# Tennessee from "Pearl Harbor" MIDI Mockup



## José Skertchly (Jul 25, 2017)

Hi! here is a MIDI mockup I did from Pearl Harbor Tennessee.

Leave your comments and thoughts!

José.


----------



## Amadeus (Jul 25, 2017)

Great work! I really enjoyed listening to it. It sounds so close to the original! May I ask what string library you used for this?


----------



## José Skertchly (Jul 26, 2017)

Amadeus said:


> Great work! I really enjoyed listening to it. It sounds so close to the original! May I ask what string library you used for this?
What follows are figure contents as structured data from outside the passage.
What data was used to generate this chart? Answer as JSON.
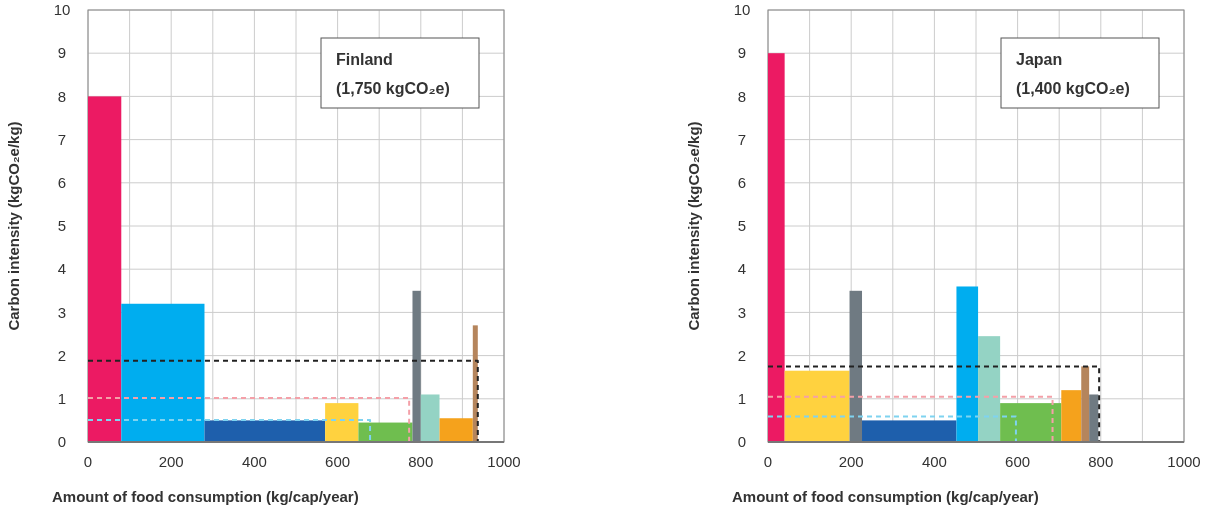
{
  "chart_data": [
    {
      "type": "histogram",
      "title": "Finland",
      "subtitle": "(1,750 kgCO₂e)",
      "xlabel": "Amount of food consumption (kg/cap/year)",
      "ylabel": "Carbon intensity (kgCO₂e/kg)",
      "bins": [
        0,
        80,
        280,
        570,
        650,
        780,
        800,
        845,
        925,
        937
      ],
      "values": [
        8,
        3.2,
        0.5,
        0.9,
        0.45,
        3.5,
        1.1,
        0.55,
        2.7
      ],
      "colors": [
        "#ec1a63",
        "#00adef",
        "#1e5fac",
        "#ffd23f",
        "#6fbe4f",
        "#6f7a82",
        "#94d3c4",
        "#f5a21c",
        "#b5855c"
      ],
      "series": [
        {
          "type": "line",
          "color": "#222222",
          "line_style": "dashed",
          "x": [
            0,
            937,
            937
          ],
          "values": [
            1.88,
            1.88,
            0
          ]
        },
        {
          "type": "line",
          "color": "#f4a0a8",
          "line_style": "dashed",
          "x": [
            0,
            772,
            772
          ],
          "values": [
            1.02,
            1.02,
            0
          ]
        },
        {
          "type": "line",
          "color": "#7fd3f0",
          "line_style": "dashed",
          "x": [
            0,
            678,
            678
          ],
          "values": [
            0.51,
            0.51,
            0
          ]
        }
      ],
      "xlim": [
        0,
        1000
      ],
      "xticks": [
        0,
        {
          "value": 100,
          "label": null
        },
        200,
        {
          "value": 300,
          "label": null
        },
        400,
        {
          "value": 500,
          "label": null
        },
        600,
        {
          "value": 700,
          "label": null
        },
        800,
        {
          "value": 900,
          "label": null
        },
        1000
      ],
      "ylim": [
        0,
        10
      ],
      "yticks": [
        0,
        1,
        2,
        3,
        4,
        5,
        6,
        7,
        8,
        9,
        10
      ],
      "grid": true
    },
    {
      "type": "histogram",
      "title": "Japan",
      "subtitle": "(1,400 kgCO₂e)",
      "xlabel": "Amount of food consumption (kg/cap/year)",
      "ylabel": "Carbon intensity (kgCO₂e/kg)",
      "bins": [
        0,
        40,
        196,
        226,
        453,
        505,
        558,
        705,
        753,
        772,
        794
      ],
      "values": [
        9,
        1.65,
        3.5,
        0.5,
        3.6,
        2.45,
        0.9,
        1.2,
        1.75,
        1.1
      ],
      "colors": [
        "#ec1a63",
        "#ffd23f",
        "#6f7a82",
        "#1e5fac",
        "#00adef",
        "#94d3c4",
        "#6fbe4f",
        "#f5a21c",
        "#b5855c",
        "#6f7a82"
      ],
      "series": [
        {
          "type": "line",
          "color": "#222222",
          "line_style": "dashed",
          "x": [
            0,
            796,
            796
          ],
          "values": [
            1.75,
            1.75,
            0
          ]
        },
        {
          "type": "line",
          "color": "#f4a0a8",
          "line_style": "dashed",
          "x": [
            0,
            684,
            684
          ],
          "values": [
            1.05,
            1.05,
            0
          ]
        },
        {
          "type": "line",
          "color": "#7fd3f0",
          "line_style": "dashed",
          "x": [
            0,
            596,
            596
          ],
          "values": [
            0.59,
            0.59,
            0
          ]
        }
      ],
      "xlim": [
        0,
        1000
      ],
      "xticks": [
        0,
        {
          "value": 100,
          "label": null
        },
        200,
        {
          "value": 300,
          "label": null
        },
        400,
        {
          "value": 500,
          "label": null
        },
        600,
        {
          "value": 700,
          "label": null
        },
        800,
        {
          "value": 900,
          "label": null
        },
        1000
      ],
      "ylim": [
        0,
        10
      ],
      "yticks": [
        0,
        1,
        2,
        3,
        4,
        5,
        6,
        7,
        8,
        9,
        10
      ],
      "grid": true
    }
  ]
}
Thanks! I used Symphobia and LA Scoring Strings.


----------



## Sunshy (Aug 23, 2017)

Nice work.


----------



## Jeast (Aug 29, 2017)

Thats amazing! Sounds really good!


----------



## Circe (Aug 29, 2017)

Very good automátion between strings passages. Clean quality strings.


----------



## José Skertchly (Sep 2, 2017)

Jeast said:


> Thats amazing! Sounds really good!


Thanks!


----------



## José Skertchly (Sep 2, 2017)

Circe said:


> Very good automátion between strings passages. Clean quality strings.


Thank you!


----------